DNA is made up of four types of molecules called nucleotides, designated as A (Adenine), T (Thymine), C (Cytosine) and G (Guanine). Base‐pairing, driven by hydrogen bonding, allows base pairs to stick together. The Adenine and Thymine bases anneal to each other (A & T) and the Cytosine and Guanine bases anneal to each other (G & C).

The two steps of thermal cycling that base-pairing occurs was deduced. In the first cycle, The thermal cycler cools down to 50°C, about 122°F. At this temperature, single stranded DNA molecules naturally attempt to pair up. There are many primer sequences than DNA strands in the tube. Primers will crowd their way in and lock onto their target before strands can rejoin.

SNP Information & Primer Design

Background: About the Disease SNP

In order to understand what single nucleotide polymorphism (SNP) is, we need to define the terms nucleotide and polymorphism.

Nucleotides are the building blocks of nucleic acids such as DNA and RNA. A few examples of a nucleotide would be Adenine, Thymine, Guanine, and Cytosine.

Polymorphism is a discontinuous genetic variation resulting in the occurrence of several different forms or types of individuals of a single species.

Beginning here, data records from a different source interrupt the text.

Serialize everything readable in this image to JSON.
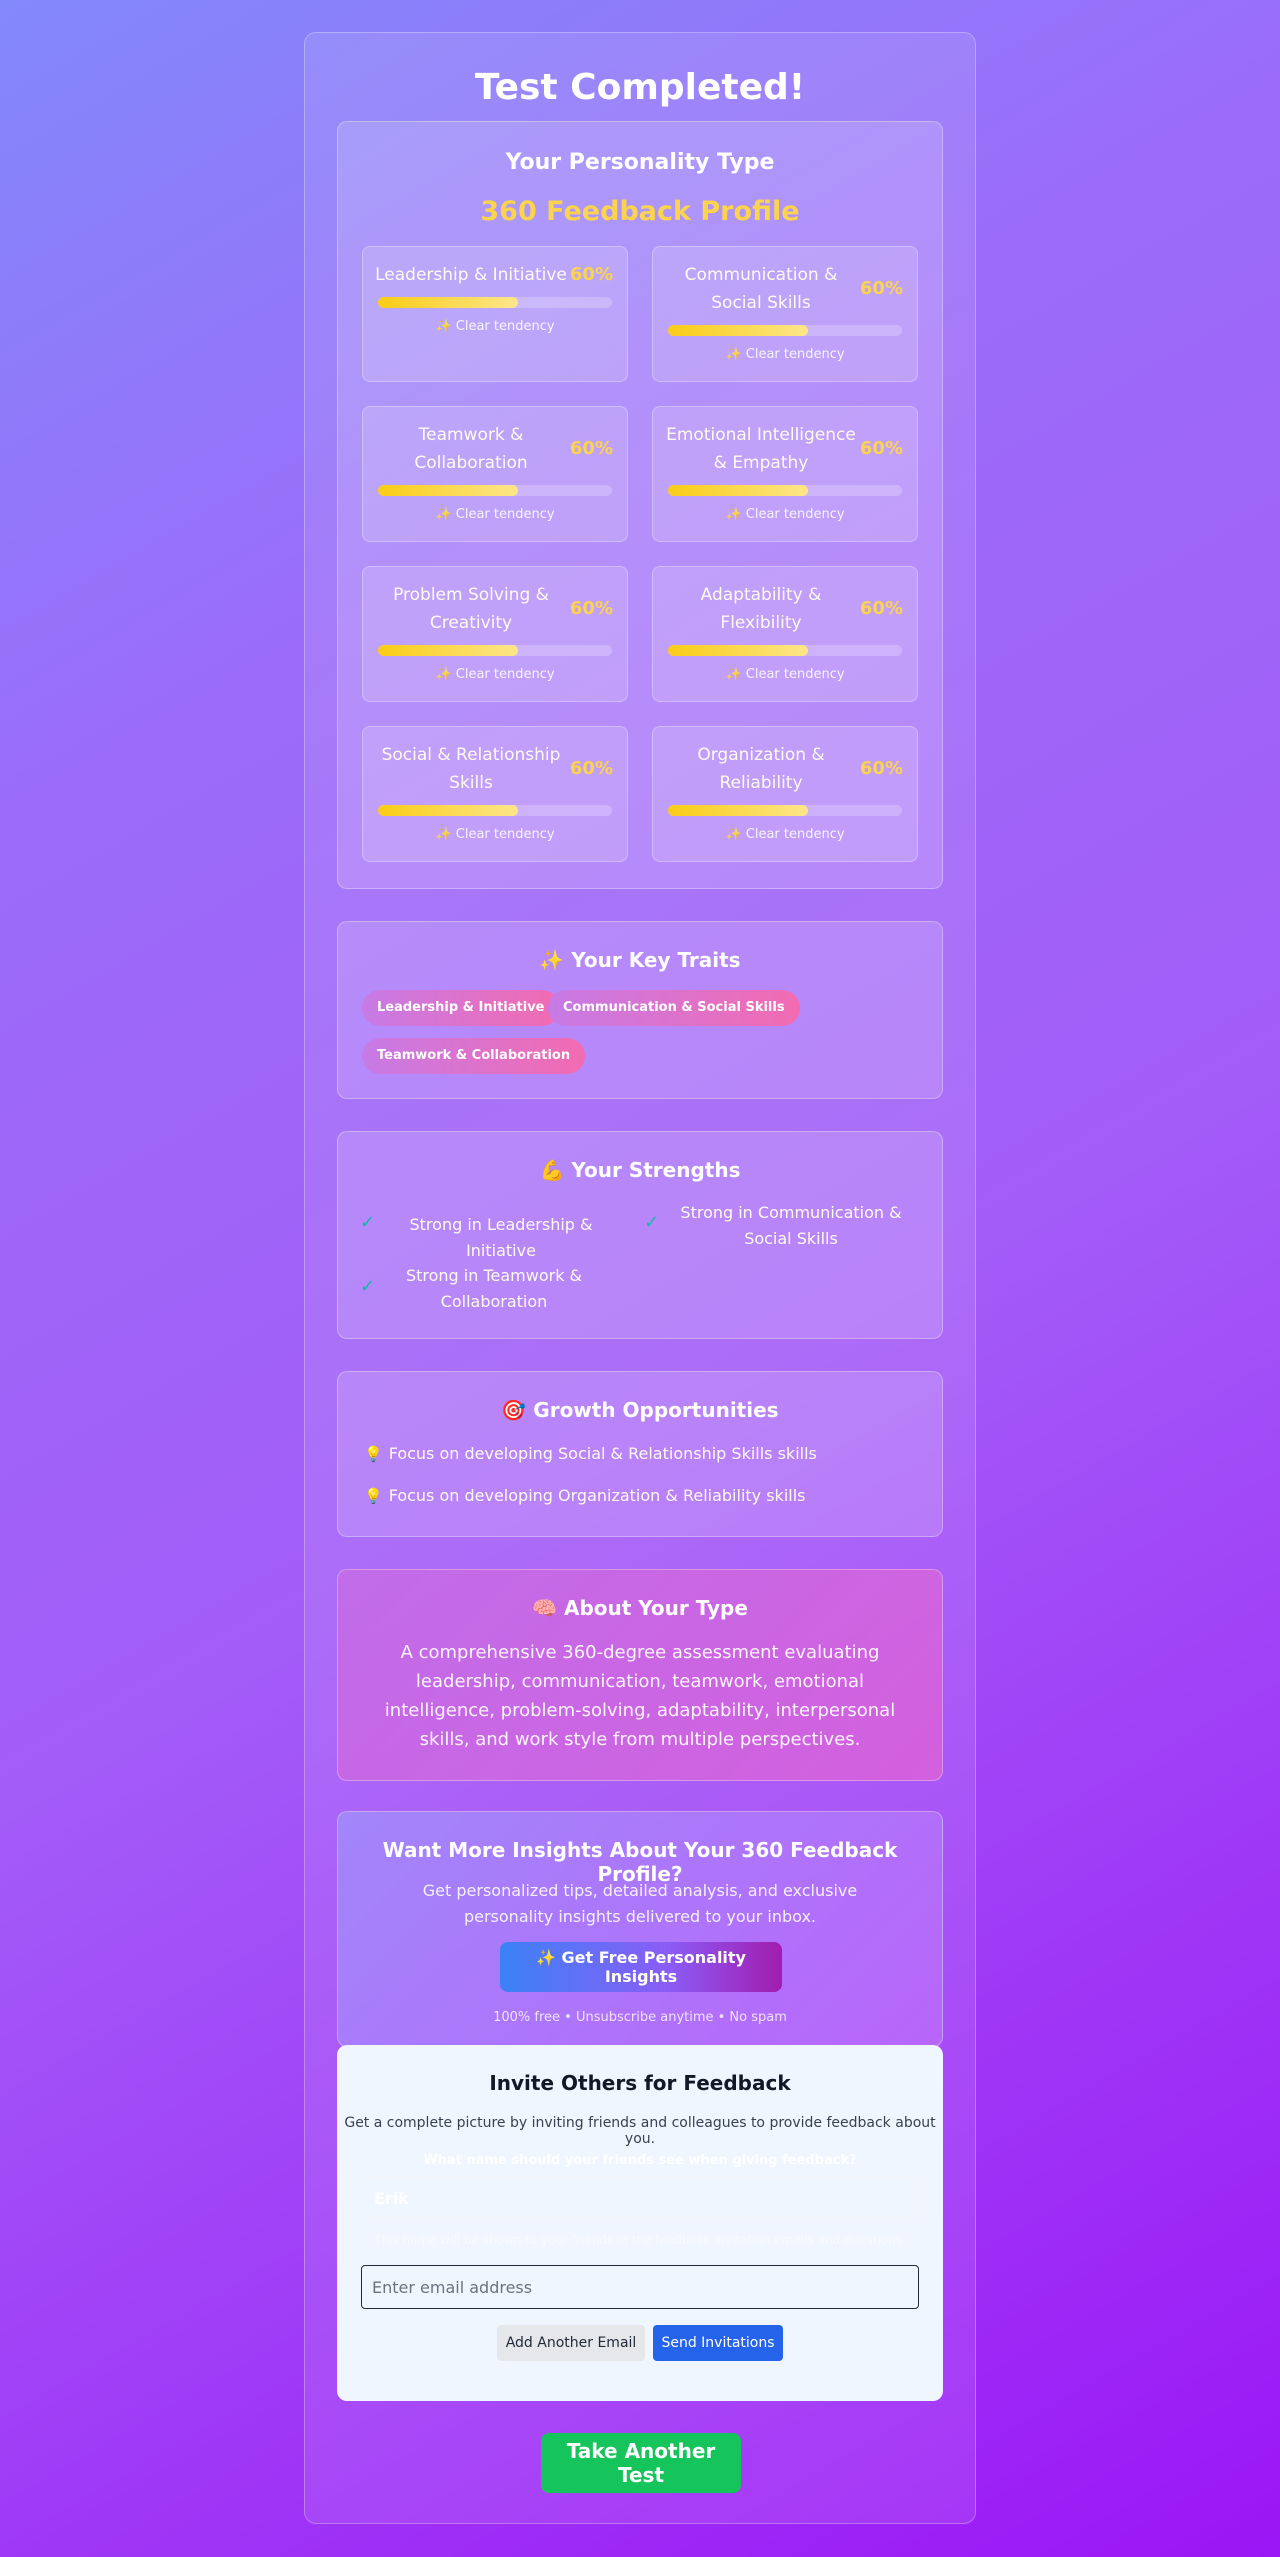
{
  "title": "Test Completed!",
  "personality": {
    "heading": "Your Personality Type",
    "type_name": "360 Feedback Profile",
    "dimensions": [
      {
        "name": "Leadership & Initiative",
        "percent_label": "60%",
        "percent": 60,
        "tendency": "✨ Clear tendency"
      },
      {
        "name": "Communication & Social Skills",
        "percent_label": "60%",
        "percent": 60,
        "tendency": "✨ Clear tendency"
      },
      {
        "name": "Teamwork & Collaboration",
        "percent_label": "60%",
        "percent": 60,
        "tendency": "✨ Clear tendency"
      },
      {
        "name": "Emotional Intelligence & Empathy",
        "percent_label": "60%",
        "percent": 60,
        "tendency": "✨ Clear tendency"
      },
      {
        "name": "Problem Solving & Creativity",
        "percent_label": "60%",
        "percent": 60,
        "tendency": "✨ Clear tendency"
      },
      {
        "name": "Adaptability & Flexibility",
        "percent_label": "60%",
        "percent": 60,
        "tendency": "✨ Clear tendency"
      },
      {
        "name": "Social & Relationship Skills",
        "percent_label": "60%",
        "percent": 60,
        "tendency": "✨ Clear tendency"
      },
      {
        "name": "Organization & Reliability",
        "percent_label": "60%",
        "percent": 60,
        "tendency": "✨ Clear tendency"
      }
    ]
  },
  "traits": {
    "heading": "✨ Your Key Traits",
    "items": [
      "Leadership & Initiative",
      "Communication & Social Skills",
      "Teamwork & Collaboration"
    ]
  },
  "strengths": {
    "heading": "💪 Your Strengths",
    "check": "✓",
    "items": [
      "Strong in Leadership & Initiative",
      "Strong in Communication & Social Skills",
      "Strong in Teamwork & Collaboration"
    ]
  },
  "growth": {
    "heading": "🎯 Growth Opportunities",
    "icon": "💡",
    "items": [
      "Focus on developing Social & Relationship Skills skills",
      "Focus on developing Organization & Reliability skills"
    ]
  },
  "about": {
    "heading": "🧠 About Your Type",
    "text": "A comprehensive 360-degree assessment evaluating leadership, communication, teamwork, emotional intelligence, problem-solving, adaptability, interpersonal skills, and work style from multiple perspectives."
  },
  "insights": {
    "heading": "Want More Insights About Your 360 Feedback Profile?",
    "subtext": "Get personalized tips, detailed analysis, and exclusive personality insights delivered to your inbox.",
    "button_label": "✨ Get Free Personality Insights",
    "note": "100% free • Unsubscribe anytime • No spam"
  },
  "invite": {
    "heading": "Invite Others for Feedback",
    "subtext": "Get a complete picture by inviting friends and colleagues to provide feedback about you.",
    "name_label": "What name should your friends see when giving feedback?",
    "name_value": "Erik",
    "name_help": "This name will be shown to your friends in the feedback invitation emails and questions.",
    "email_placeholder": "Enter email address",
    "add_label": "Add Another Email",
    "send_label": "Send Invitations"
  },
  "retake_label": "Take Another Test",
  "colors": {
    "accent_yellow": "#fcd34d",
    "check_teal": "#14b8a6",
    "send_blue": "#2563eb",
    "retake_green": "#16c45c"
  }
}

The SNP investigated was rs721710. The species this varation is found in is Homo sapiens and is located on chromosome 12:40315266. There is an uncertain clinical significance of this SNP but it is associated with Parkinson's Disease.

Primer Design and Testing

In order to find the DNA sequence of the SNP and the surrouding sequence LRRK2 was investigated. Leucine Rich Repeat Kinase 2 (LRRK2) is related to ATP binding, GTP binding, and Actin Binding. It was found that the non-disease allele, a possible form of the gene, contains the codon GTG. However, a change in this allele at the T position to an A is linked to the disease. The disease-associated allele contains the codon GAG and the numerical position of the SNP is 40315266.

To design a non-disease forward primer, a sequence of 20 bases where the SNP with numerical position 40315266 ends up in the 3' position. The following is the oligonucleotide sequence of the non-disease forward primer (20 nt):

• 5' - T T A A G T G A C T T G T A C T T T G T - 3'

Because every PCR reaction needs two primers to amplify DNA, a non-disease reverse primer was also designed. The numerical position exactly 200 bases to the right of the disease SNP was used. The numerical position 200 basses to the right of the SNP is 40315466.

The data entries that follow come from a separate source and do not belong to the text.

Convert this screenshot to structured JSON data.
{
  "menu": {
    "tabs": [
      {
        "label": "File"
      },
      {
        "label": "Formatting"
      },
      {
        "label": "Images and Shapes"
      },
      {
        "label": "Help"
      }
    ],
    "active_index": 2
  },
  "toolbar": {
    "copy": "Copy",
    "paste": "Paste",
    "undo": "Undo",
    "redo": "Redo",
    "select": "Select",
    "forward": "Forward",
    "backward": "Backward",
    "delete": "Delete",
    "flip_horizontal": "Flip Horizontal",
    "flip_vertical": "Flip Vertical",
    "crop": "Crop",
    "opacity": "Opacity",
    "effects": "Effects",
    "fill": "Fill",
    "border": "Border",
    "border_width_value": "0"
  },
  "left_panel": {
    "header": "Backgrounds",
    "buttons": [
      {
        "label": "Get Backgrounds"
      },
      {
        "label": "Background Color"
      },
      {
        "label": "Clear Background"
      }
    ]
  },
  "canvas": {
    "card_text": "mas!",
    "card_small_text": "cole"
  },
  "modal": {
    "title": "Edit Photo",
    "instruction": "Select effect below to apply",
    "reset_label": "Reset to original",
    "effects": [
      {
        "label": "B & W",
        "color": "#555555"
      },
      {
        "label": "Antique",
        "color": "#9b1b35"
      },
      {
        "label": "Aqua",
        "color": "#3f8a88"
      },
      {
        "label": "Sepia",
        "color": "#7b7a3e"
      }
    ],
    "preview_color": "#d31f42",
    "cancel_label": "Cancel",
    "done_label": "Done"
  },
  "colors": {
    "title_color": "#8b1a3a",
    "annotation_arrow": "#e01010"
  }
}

To design the non-disease reverse primer, a sequence of 20 bases that has where the numerical position 40315466 ends up in the 5' position. The following is the oligonucleotide sequence of the non-disease reverse primer (20 nt):

• 5' - T G A A G C T C T T C A A G T A G T C T - 3'

In order to design a pair of disease SNP-specific primers, the final base of the non-disease forward primer is changed so that it is identical to the disease SNP nucleotide.

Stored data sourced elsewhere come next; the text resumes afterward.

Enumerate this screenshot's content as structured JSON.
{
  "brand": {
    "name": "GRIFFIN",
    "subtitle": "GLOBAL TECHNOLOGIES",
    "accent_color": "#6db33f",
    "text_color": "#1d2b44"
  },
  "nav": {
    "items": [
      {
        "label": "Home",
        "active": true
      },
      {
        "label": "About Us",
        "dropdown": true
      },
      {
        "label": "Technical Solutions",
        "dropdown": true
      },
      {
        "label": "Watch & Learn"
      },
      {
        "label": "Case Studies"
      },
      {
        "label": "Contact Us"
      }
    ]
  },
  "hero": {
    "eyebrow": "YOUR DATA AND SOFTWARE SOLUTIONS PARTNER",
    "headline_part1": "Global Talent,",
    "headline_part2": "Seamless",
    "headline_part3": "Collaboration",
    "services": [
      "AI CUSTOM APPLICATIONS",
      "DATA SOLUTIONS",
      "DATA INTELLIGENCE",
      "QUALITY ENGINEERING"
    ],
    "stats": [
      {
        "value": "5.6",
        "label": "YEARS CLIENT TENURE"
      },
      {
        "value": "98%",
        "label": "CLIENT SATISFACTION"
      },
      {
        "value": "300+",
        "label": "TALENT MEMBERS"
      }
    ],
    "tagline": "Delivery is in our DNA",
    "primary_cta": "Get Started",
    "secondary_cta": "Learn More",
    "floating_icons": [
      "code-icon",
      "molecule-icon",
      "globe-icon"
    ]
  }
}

The following is the oligonucleotide sequence of the disease forward primer (20 nt):

• 5' - T T A A G T G A C T T G T A C T T T G A - 3'

The following is the oligonucleotide sequence of the disease reverse primer (20 nt):

• 5' - T G A A G C T C T T C A A G T A G T C T - 3'

The non-disease primers were validated using an online non-disease human genome sequence. The non-disease primers designed resulted in a 220 bp sequence for the chromosome 12: 40315266.

Then the diseased-specific primers that were designed were validated using an online non-disease human genome sequence. The results showed that there were no matches which makes sense because a diseased-specific primer would not show up in a non-disease human genome sequence.